Nokia to iPhone: Go Take a Hike
A digital mapping revolution is bringing GPS out of the car and onto the sidewalk.
Useful as it may be when you’re barreling cross-country, your in-car TomTom isn’t going to do you one spot of good when you’re hopelessly lost, traipsing the backstreets of Rome or Paris. Nokia aims to transform the way you trek about town with its latest GPS handsets and a new generation of its digital mapping optimized for hoofers. Now available in beta, Nokia Maps 2.0 is customized for pedestrian navigation, providing multimedia city guides and visual turn-by-turn directions rooted in the digital maps developed by mapping data giants Navteq (which Nokia is conveniently in the process of acquiring).

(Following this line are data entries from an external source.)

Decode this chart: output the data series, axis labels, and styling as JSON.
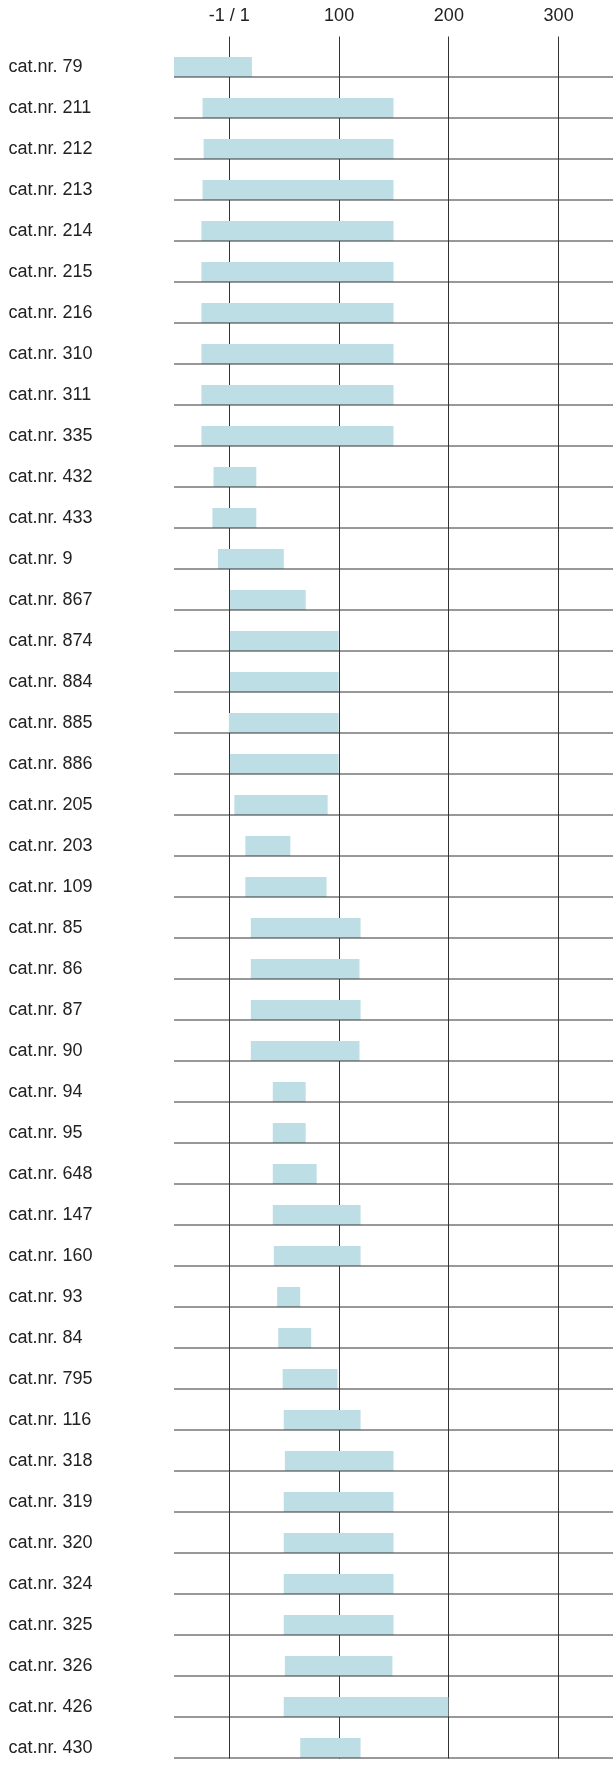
{
  "chart_data": {
    "type": "bar",
    "orientation": "horizontal",
    "grid": true,
    "categories": [
      "cat.nr. 79",
      "cat.nr. 211",
      "cat.nr. 212",
      "cat.nr. 213",
      "cat.nr. 214",
      "cat.nr. 215",
      "cat.nr. 216",
      "cat.nr. 310",
      "cat.nr. 311",
      "cat.nr. 335",
      "cat.nr. 432",
      "cat.nr. 433",
      "cat.nr. 9",
      "cat.nr. 867",
      "cat.nr. 874",
      "cat.nr. 884",
      "cat.nr. 885",
      "cat.nr. 886",
      "cat.nr. 205",
      "cat.nr. 203",
      "cat.nr. 109",
      "cat.nr. 85",
      "cat.nr. 86",
      "cat.nr. 87",
      "cat.nr. 90",
      "cat.nr. 94",
      "cat.nr. 95",
      "cat.nr. 648",
      "cat.nr. 147",
      "cat.nr. 160",
      "cat.nr. 93",
      "cat.nr. 84",
      "cat.nr. 795",
      "cat.nr. 116",
      "cat.nr. 318",
      "cat.nr. 319",
      "cat.nr. 320",
      "cat.nr. 324",
      "cat.nr. 325",
      "cat.nr. 326",
      "cat.nr. 426",
      "cat.nr. 430"
    ],
    "base": [
      -50,
      -24,
      -23,
      -24,
      -25,
      -25,
      -25,
      -25,
      -25,
      -25,
      -14,
      -15,
      -10,
      1,
      1,
      1,
      0,
      1,
      5,
      15,
      15,
      20,
      20,
      20,
      20,
      40,
      40,
      40,
      40,
      41,
      44,
      45,
      49,
      50,
      51,
      50,
      50,
      50,
      50,
      51,
      50,
      65
    ],
    "values": [
      71,
      174,
      173,
      174,
      175,
      175,
      175,
      175,
      175,
      175,
      39,
      40,
      60,
      69,
      99,
      99,
      100,
      99,
      85,
      41,
      74,
      100,
      99,
      100,
      99,
      30,
      30,
      40,
      80,
      79,
      21,
      30,
      50,
      70,
      99,
      100,
      100,
      100,
      100,
      98,
      150,
      55
    ],
    "color": "#bddee4",
    "xlim": [
      -50,
      350
    ],
    "xticks": [
      {
        "value": 0,
        "label": "-1 / 1"
      },
      100,
      200,
      300
    ]
  }
}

Harnessing the application for the mass market, Nokia’s 6210 Navigator handset is due this summer, and promises to bring GPS out of the car and onto the sidewalk, with a built-in compass to tell pedestrians the direction they’re walking. iPhone acolytes might shrug and, mistakenly, compare Apple’s Maps feature to Nokia’s nav tech. The difference, however, is the accuracy and reliability that satellite-based GPS has over the iPhone’s cellular triangulation — not to mention a raft of multimedia navigational cues for directions even a drunken stumbler could follow. Better yet, the mobile mapping will be a feature of the video-focused Nokia N96 (due fall), successor to the N95, aka the hottest handheld this side of Cupertino.